In connection with the issuance of the Tranche 1 notes and the Milestone Rights, the Company recorded a commitment asset (the “Commitment Asset”) on July 1, 2013. As a result of the First Amendment, the Company recorded an additional Tranche B notes commitment asset (the “Tranche B Commitment Asset”) with an estimated fair value equal to $2.9 million. The Commitment Asset remaining as of September 30, 2014 represented the right to receive up to $70.0 million of funding remaining under the Facility Agreement, as amended, from the sale of the Tranche B notes. The Commitment Asset is derecognized and recorded as a debt discount on the 2019 notes and Tranche B notes when issued and amortized using the effective interest rate method over the life of the respective notes.

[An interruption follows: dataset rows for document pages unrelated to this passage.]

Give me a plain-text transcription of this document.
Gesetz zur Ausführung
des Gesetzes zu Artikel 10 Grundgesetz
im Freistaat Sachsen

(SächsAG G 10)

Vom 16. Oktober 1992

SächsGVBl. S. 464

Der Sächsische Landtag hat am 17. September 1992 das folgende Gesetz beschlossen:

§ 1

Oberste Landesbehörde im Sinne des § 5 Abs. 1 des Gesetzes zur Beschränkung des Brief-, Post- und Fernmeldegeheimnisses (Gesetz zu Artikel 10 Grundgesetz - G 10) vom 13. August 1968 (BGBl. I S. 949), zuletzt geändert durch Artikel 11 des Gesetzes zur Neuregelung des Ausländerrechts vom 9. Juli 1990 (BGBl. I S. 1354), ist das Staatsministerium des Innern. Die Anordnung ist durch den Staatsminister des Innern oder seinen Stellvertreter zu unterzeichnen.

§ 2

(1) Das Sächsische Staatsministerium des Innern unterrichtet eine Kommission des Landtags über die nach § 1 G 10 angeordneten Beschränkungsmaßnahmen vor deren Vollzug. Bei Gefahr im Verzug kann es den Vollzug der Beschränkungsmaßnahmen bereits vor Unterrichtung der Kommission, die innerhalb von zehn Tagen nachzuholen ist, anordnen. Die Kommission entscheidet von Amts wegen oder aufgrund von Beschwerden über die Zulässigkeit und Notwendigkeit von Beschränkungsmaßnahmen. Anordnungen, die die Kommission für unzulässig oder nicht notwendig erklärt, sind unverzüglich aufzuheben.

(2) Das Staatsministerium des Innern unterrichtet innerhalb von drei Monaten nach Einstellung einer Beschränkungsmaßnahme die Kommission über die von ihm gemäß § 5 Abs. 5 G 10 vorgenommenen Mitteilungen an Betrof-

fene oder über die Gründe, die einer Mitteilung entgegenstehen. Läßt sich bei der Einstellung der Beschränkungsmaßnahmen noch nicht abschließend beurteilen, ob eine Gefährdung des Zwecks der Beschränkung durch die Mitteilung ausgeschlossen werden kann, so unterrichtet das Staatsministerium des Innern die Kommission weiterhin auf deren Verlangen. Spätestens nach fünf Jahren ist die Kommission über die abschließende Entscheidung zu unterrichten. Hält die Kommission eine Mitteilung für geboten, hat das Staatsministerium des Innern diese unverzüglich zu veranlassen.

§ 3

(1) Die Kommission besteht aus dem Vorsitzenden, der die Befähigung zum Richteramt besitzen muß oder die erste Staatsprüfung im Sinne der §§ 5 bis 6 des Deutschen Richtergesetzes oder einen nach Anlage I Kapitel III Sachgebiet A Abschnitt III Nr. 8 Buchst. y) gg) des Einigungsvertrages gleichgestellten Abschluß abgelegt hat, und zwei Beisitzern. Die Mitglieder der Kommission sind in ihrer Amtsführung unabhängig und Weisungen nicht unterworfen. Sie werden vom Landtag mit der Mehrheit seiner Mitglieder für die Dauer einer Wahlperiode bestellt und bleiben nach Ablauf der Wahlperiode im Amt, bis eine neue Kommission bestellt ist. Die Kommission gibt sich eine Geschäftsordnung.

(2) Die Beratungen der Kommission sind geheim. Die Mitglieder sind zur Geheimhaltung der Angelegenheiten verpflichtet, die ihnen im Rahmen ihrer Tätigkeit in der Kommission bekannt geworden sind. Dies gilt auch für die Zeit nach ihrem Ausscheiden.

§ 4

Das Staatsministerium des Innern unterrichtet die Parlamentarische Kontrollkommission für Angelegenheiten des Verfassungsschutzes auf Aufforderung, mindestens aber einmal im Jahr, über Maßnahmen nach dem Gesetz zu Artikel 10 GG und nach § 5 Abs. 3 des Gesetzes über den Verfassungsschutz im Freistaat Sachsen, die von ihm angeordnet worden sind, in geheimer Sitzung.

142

Prior to derecognition occurring, the Company monitors the Commitment Asset on an ongoing basis to determine whether an impairment indicator is present that would result in a full or partial write down of the Commitment Asset as a result of events that may lead to the subsequent tranches of notes not being issued. Based on the monitoring procedures performed through September 30, 2014, the Company did not identify any indicators of impairment.

Amendment to the outstanding Tranche 1 notes and Tranche 3 notes

The amendment and restatement of the outstanding Tranche 1 notes and Tranche 3 notes, pursuant to the First Amendment, did not represent a troubled debt restructuring of the 2019 notes because the First Amendment did not result in Deerfield granting a concession to the Company. In addition, the First Amendment did not result in a substantial modification to the terms of the Tranche 1 notes and Tranche 3 notes.

The impact of the First Amendment to the Tranche 1 notes and Tranche 3 notes is being accounted for as a prospective yield adjustment. Specifically, the value of the Tranche B Commitment Asset was considered a fee received from the creditor as consideration for the First Amendment and is being amortized as an adjustment of interest expense over the remaining term of the Tranche 1 notes and Tranche 3 notes using the effective interest method. Further, the value of the Tranche B Commitment Asset, which decreased the amount of debt discount in the Tranche 1 notes and Tranche 3 notes, was allocated between the Tranche 1 notes and Tranche 3 notes in a manner that resulted in the Tranche 1 notes and Tranche 3 notes having a new effective interest rate of 11.63%.

Conversion Option

For accounting purposes, the Company evaluated the embedded conversion option in the 2019 notes as a redemption feature because the number of shares issuable upon conversion was based on the volume weighted average prices for specified periods prior to the conversion date (as opposed to being fixed). Accordingly, conversions by Deerfield were treated as redemptions of the 2019 notes, and, the Company analyzed whether the conversion option required bifurcation as an embedded redemption feature. As of September 30, 2014, Deerfield had converted $100.0 million of 2019 notes into 18,616,304 shares of the Company’s common stock and no additional principal amount of the 2019 notes is convertible.